The late James Horner's score from that 1989 Civil War movie, Terence Blanchard's 1992 Malcolm X score and Hans Zimmer's 1995 Crimson Tide score are a trifecta of Denzel-related instrumental badassery. Put those three scores together in either a mix or an hour of radio programming, and that hour of music is automatically going to sound as rousing and badass as a Denzel speech. Procrastinating on a writing project or that load of laundry? Put on the badass "Fruit of Islam" from Malcolm X's classic hospital march sequence. Immediately after hearing "Fruit of Islam," shit is going to be done. Laundry is going to be washed.

This month is the perfect time to post a mix of score cues from Denzel flicks. Several of Denzel's most highly regarded movies are frequently recommended during Black History Month by the likes of film critics and librarians, and Fences, Denzel's third big-screen directorial effort, is up for a few Oscars this weekend. Viola Davis, who reprised a role she had alongside Denzel in one of the various stage versions of Fences, is the frontrunner for the Best Supporting Actress trophy.
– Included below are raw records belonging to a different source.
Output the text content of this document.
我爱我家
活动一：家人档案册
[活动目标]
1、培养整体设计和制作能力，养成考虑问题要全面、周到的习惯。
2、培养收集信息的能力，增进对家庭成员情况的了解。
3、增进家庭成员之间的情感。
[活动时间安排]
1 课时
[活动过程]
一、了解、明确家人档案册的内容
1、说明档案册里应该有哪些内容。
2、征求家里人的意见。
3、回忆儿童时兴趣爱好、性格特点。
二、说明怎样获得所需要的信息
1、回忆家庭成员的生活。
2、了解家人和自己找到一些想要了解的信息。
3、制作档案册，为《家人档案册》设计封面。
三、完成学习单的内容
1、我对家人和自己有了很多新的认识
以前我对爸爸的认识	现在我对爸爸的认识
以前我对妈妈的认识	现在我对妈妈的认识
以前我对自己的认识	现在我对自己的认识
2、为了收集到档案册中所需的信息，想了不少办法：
Throughout the Mixcloud mixes, I like to drop audio clips from the movies or TV shows that I've selected for score cue airplay. For this Denzel mix, I could have gone with audio from Denzel speeches as the connective tissue between each Denzel movie score cue, but I decided to go with something even more brash as connective tissue: clips from the very funny Earwolf podcast Denzel Washington Is the Greatest Actor of All Time Period, hosted by stand-ups W. Kamau Bell, the host of the CNN documentary series United Shades of America, and Kevin Avery, a writer for Last Week Tonight.

Bell, Avery and a special guest Denzealot, whether it's another comedian, a black filmmaker or one of Denzel's previous co-stars, dissect the work of their favorite charismatic actor, with lots of humor and occasional jabs at things like Virtuosity (the poorly received 1995 Denzel cyber-thriller that pitted 'Zel against a murderous A.I. played by a pre-L.A. Confidential Russell Crowe) and Denzel's visible discomfort during Much Ado About Nothing's frolicking scenes. Denzel himself is aware of the podcast's existence. But I highly doubt he's ever going to be a guest on this podcast that both celebrates his many triumphs as an actor (as well as a director of both episodic TV and small-scale feature films) and dredges up Virtuosity-esque career missteps, and Denzel's recent Fences press junket comment about not wanting to live in the past confirmed it. The podcast doesn't just live in Denzel's big-screen (and small-screen) past. It raises kids and builds a whole garden of gladioli in his past.